New Delhi: The International Monetary Fund (IMF) says it can’t rule out the risk of short-term overheating in the Indian economy and said the ‘immediate challenge is managing the near-term risk of inflationary pressures.”
“With gross domestic product (GDP) continuing to grow above trend, increases in international oil prices not yet fully passed through, credit and asset prices buoyant, and monetary conditions accommodative, the risk of overheating cannot be ruled out,” IMF said in its latest report on India. IMF had revised its 2006-07 growth target for India to 8.9% on 20 December.
IMF said that even though the country’s growth record had surpassed all expectations, job creation was disappointing. It, however, commended the government’s effort to encourage job-led growth through special economic zones (SEZs) and trade liberalization.

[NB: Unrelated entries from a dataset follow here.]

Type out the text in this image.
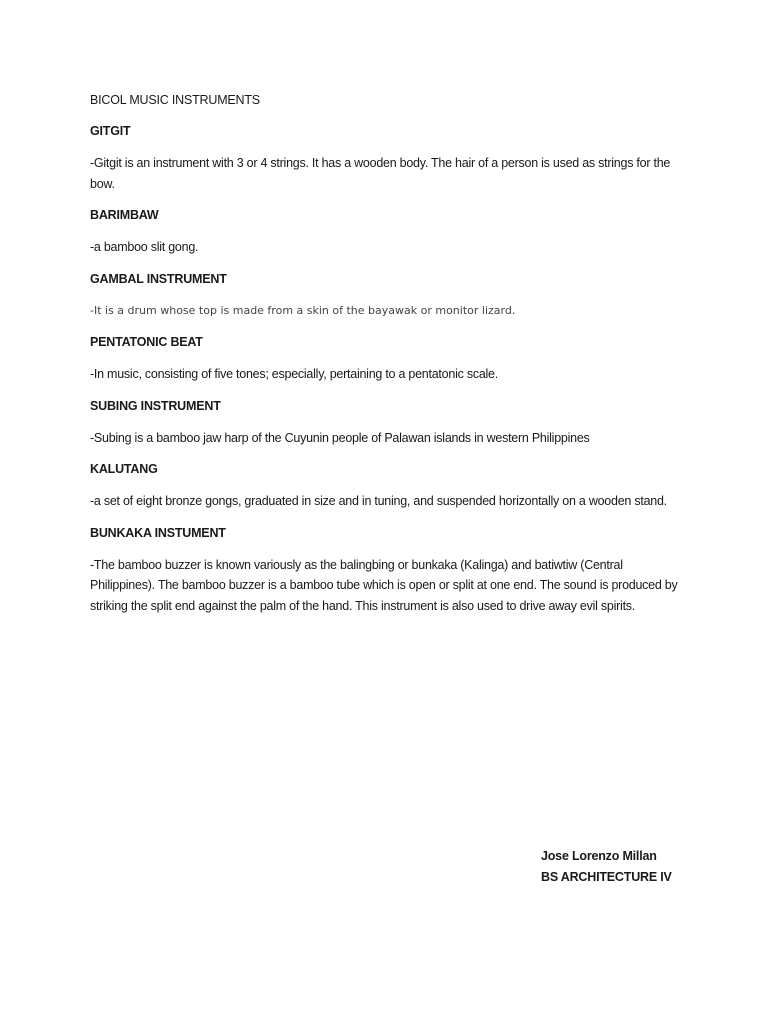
BICOL MUSIC INSTRUMENTS
GITGIT
-Gitgit is an instrument with 3 or 4 strings. It has a wooden body. The hair of a person is used as strings for the bow.
BARIMBAW
-a bamboo slit gong.
GAMBAL INSTRUMENT
-It is a drum whose top is made from a skin of the bayawak or monitor lizard.
PENTATONIC BEAT
-In music, consisting of five tones; especially, pertaining to a pentatonic scale.
SUBING INSTRUMENT
-Subing is a bamboo jaw harp of the Cuyunin people of Palawan islands in western Philippines
KALUTANG
-a set of eight bronze gongs, graduated in size and in tuning, and suspended horizontally on a wooden stand.
BUNKAKA INSTUMENT
-The bamboo buzzer is known variously as the balingbing or bunkaka (Kalinga) and batiwtiw (Central Philippines). The bamboo buzzer is a bamboo tube which is open or split at one end. The sound is produced by striking the split end against the palm of the hand. This instrument is also used to drive away evil spirits.
Jose Lorenzo Millan
BS ARCHITECTURE IV
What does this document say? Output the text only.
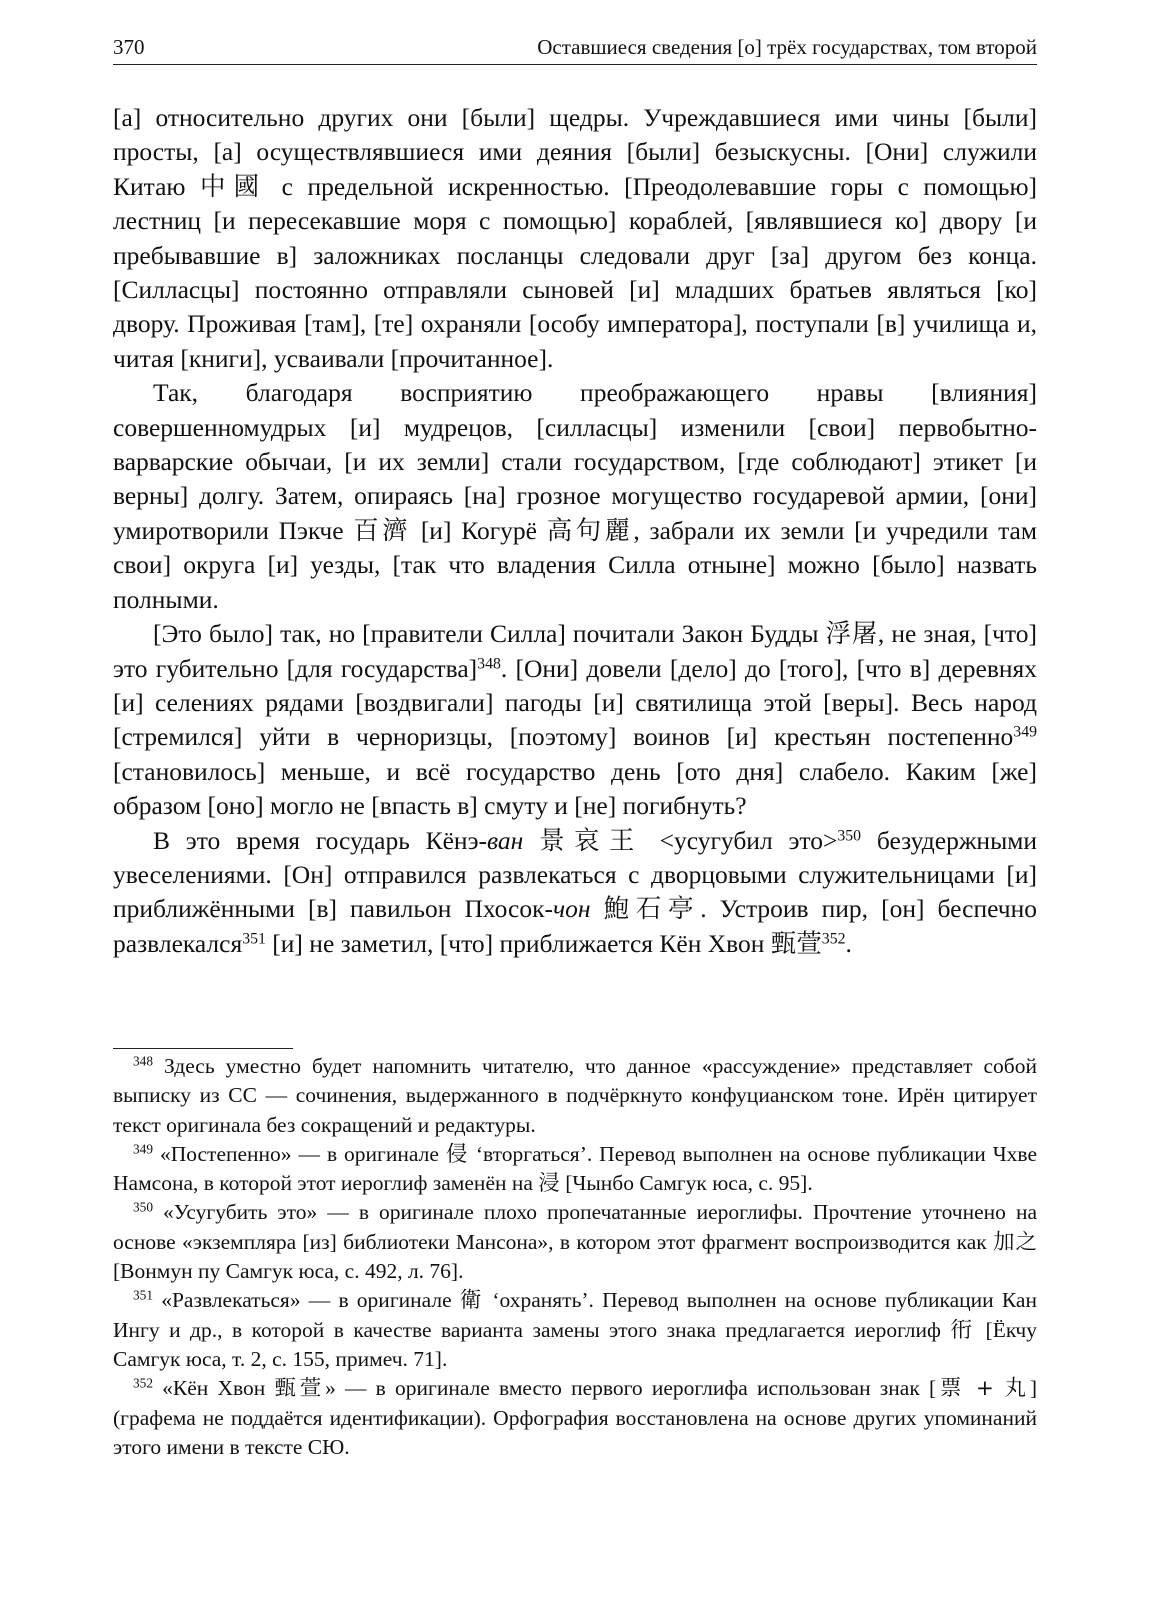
370	Оставшиеся сведения [о] трёх государствах, том второй

[а] относительно других они [были] щедры. Учреждавшиеся ими чины [были] просты, [а] осуществлявшиеся ими деяния [были] безыскусны. [Они] служили Китаю 中國 с предельной искренностью. [Преодолевавшие горы с помощью] лестниц [и пересекавшие моря с помощью] кораблей, [являвшиеся ко] двору [и пребывавшие в] заложниках посланцы следовали друг [за] другом без конца. [Силласцы] постоянно отправляли сыновей [и] младших братьев являться [ко] двору. Проживая [там], [те] охраняли [особу императора], поступали [в] училища и, читая [книги], усваивали [прочитанное].

Так, благодаря восприятию преображающего нравы [влияния] совершенномудрых [и] мудрецов, [силласцы] изменили [свои] первобытно-варварские обычаи, [и их земли] стали государством, [где соблюдают] этикет [и верны] долгу. Затем, опираясь [на] грозное могущество государевой армии, [они] умиротворили Пэкче 百濟 [и] Когурё 高句麗, забрали их земли [и учредили там свои] округа [и] уезды, [так что владения Силла отныне] можно [было] назвать полными.

[Это было] так, но [правители Силла] почитали Закон Будды 浮屠, не зная, [что] это губительно [для государства]$^{348}$. [Они] довели [дело] до [того], [что в] деревнях [и] селениях рядами [воздвигали] пагоды [и] святилища этой [веры]. Весь народ [стремился] уйти в черноризцы, [поэтому] воинов [и] крестьян постепенно$^{349}$ [становилось] меньше, и всё государство день [ото дня] слабело. Каким [же] образом [оно] могло не [впасть в] смуту и [не] погибнуть?

В это время государь Кёнэ-ван 景哀王 <усугубил это>$^{350}$ безудержными увеселениями. [Он] отправился развлекаться с дворцовыми служительницами [и] приближёнными [в] павильон Пхосок-чон 鮑石亭. Устроив пир, [он] беспечно развлекался$^{351}$ [и] не заметил, [что] приближается Кён Хвон 甄萱$^{352}$.

$^{348}$ Здесь уместно будет напомнить читателю, что данное «рассуждение» представляет собой выписку из СС — сочинения, выдержанного в подчёркнуто конфуцианском тоне. Ирён цитирует текст оригинала без сокращений и редактуры.

$^{349}$ «Постепенно» — в оригинале 侵 ‘вторгаться’. Перевод выполнен на основе публикации Чхве Намсона, в которой этот иероглиф заменён на 浸 [Чынбо Самгук юса, с. 95].

$^{350}$ «Усугубить это» — в оригинале плохо пропечатанные иероглифы. Прочтение уточнено на основе «экземпляра [из] библиотеки Мансона», в котором этот фрагмент воспроизводится как 加之 [Вонмун пу Самгук юса, с. 492, л. 76].

$^{351}$ «Развлекаться» — в оригинале 衛 ‘охранять’. Перевод выполнен на основе публикации Кан Ингу и др., в которой в качестве варианта замены этого знака предлагается иероглиф 衎 [Ёкчу Самгук юса, т. 2, с. 155, примеч. 71].

$^{352}$ «Кён Хвон 甄萱» — в оригинале вместо первого иероглифа использован знак [票 + 丸] (графема не поддаётся идентификации). Орфография восстановлена на основе других упоминаний этого имени в тексте СЮ.
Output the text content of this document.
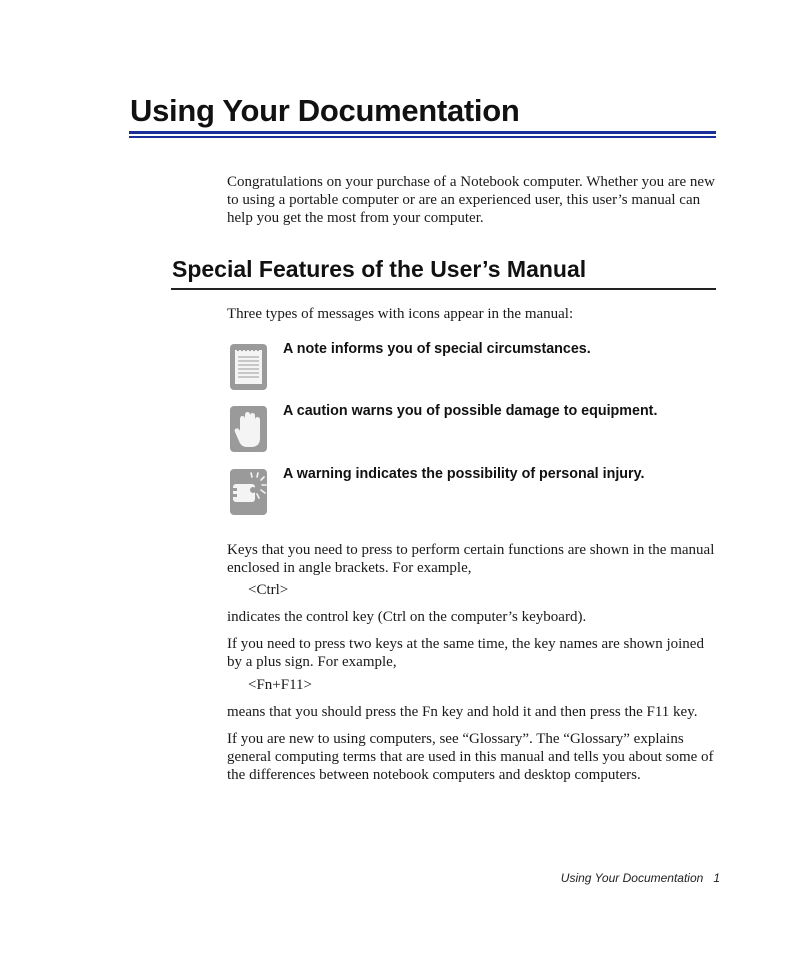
Using Your Documentation
Congratulations on your purchase of a Notebook computer. Whether you are new to using a portable computer or are an experienced user, this user’s manual can help you get the most from your computer.
Special Features of the User’s Manual
Three types of messages with icons appear in the manual:
A note informs you of special circumstances.
A caution warns you of possible damage to equipment.
A warning indicates the possibility of personal injury.
Keys that you need to press to perform certain functions are shown in the manual enclosed in angle brackets. For example,
<Ctrl>
indicates the control key (Ctrl on the computer’s keyboard).
If you need to press two keys at the same time, the key names are shown joined by a plus sign. For example,
<Fn+F11>
means that you should press the Fn key and hold it and then press the F11 key.
If you are new to using computers, see “Glossary”. The “Glossary” explains general computing terms that are used in this manual and tells you about some of the differences between notebook computers and desktop computers.
Using Your Documentation 1
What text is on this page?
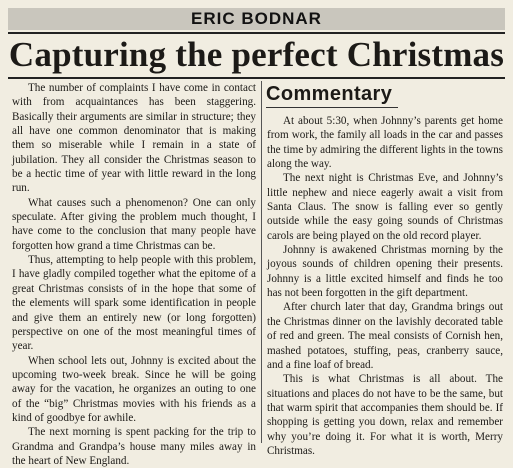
ERIC BODNAR
Capturing the perfect Christmas

The number of complaints I have come in contact with from acquaintances has been staggering. Basically their arguments are similar in structure; they all have one common denominator that is making them so miserable while I remain in a state of jubilation. They all consider the Christmas season to be a hectic time of year with little reward in the long run.

What causes such a phenomenon? One can only speculate. After giving the problem much thought, I have come to the conclusion that many people have forgotten how grand a time Christmas can be.

Thus, attempting to help people with this problem, I have gladly compiled together what the epitome of a great Christmas consists of in the hope that some of the elements will spark some identification in people and give them an entirely new (or long forgotten) perspective on one of the most meaningful times of year.

When school lets out, Johnny is excited about the upcoming two-week break. Since he will be going away for the vacation, he organizes an outing to one of the “big” Christmas movies with his friends as a kind of goodbye for awhile.

The next morning is spent packing for the trip to Grandma and Grandpa’s house many miles away in the heart of New England.

Commentary

At about 5:30, when Johnny’s parents get home from work, the family all loads in the car and passes the time by admiring the different lights in the towns along the way.

The next night is Christmas Eve, and Johnny’s little nephew and niece eagerly await a visit from Santa Claus. The snow is falling ever so gently outside while the easy going sounds of Christmas carols are being played on the old record player.

Johnny is awakened Christmas morning by the joyous sounds of children opening their presents. Johnny is a little excited himself and finds he too has not been forgotten in the gift department.

After church later that day, Grandma brings out the Christmas dinner on the lavishly decorated table of red and green. The meal consists of Cornish hen, mashed potatoes, stuffing, peas, cranberry sauce, and a fine loaf of bread.

This is what Christmas is all about. The situations and places do not have to be the same, but that warm spirit that accompanies them should be. If shopping is getting you down, relax and remember why you’re doing it. For what it is worth, Merry Christmas.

About SEZs, which have raised a huge controversy in the country, IMF said that international experience suggested that associated revenue losses could be high, particularly when tax incentives were not well targeted as in India.
“Among the 34 SEZs, more than half are in the IT sector, which has robust expansion prospects. These companies may simply relocate planned investments to SEZs. Moreover, unlike China where SEZs were used to experiment with market reforms at the start of its liberalization process, India already has a long track record in reform,” it said.
“Moreover, the small size of most SEZs—under 100 hectares—suggests that the infrastructure size would be limited,” the report added.
Therefore, the report suggested, doing away with corporate income tax incentives and cutting excise exemptions would bolster revenue and make up for possible erosion of revenues from tax incentives granted under SEZs.
The report also identified three reasons for monetary policy not being able to address the risks associated with volatile real estate prices.
First, policymakers had not been able to accurately identify asset price mismatches and bubbles. Second, fluctuations in asset prices were not known to be sizeable. Third, no clear relationships had been established between asset prices and inflation, asset prices and aggregate demand, and changes in monetary policy and changes in asset prices.
The study found that a 10% increase in the stock market index was associated with an increase in real private consumption of only 0.10%.
As a result, it felt, the Reserve Bank of India’s approach of tightening prudential norms, raising risk weights in sectors where credit was growing rapidly, and increased supervision was appropriate.
IMF wanted the government to act on reforming expenditure by implementing the recommendations for an automatic market-based mechanism for petroleum goods and s better-targeted on-budget kerosene subsidies. It also called for tighter controls on state borrowing.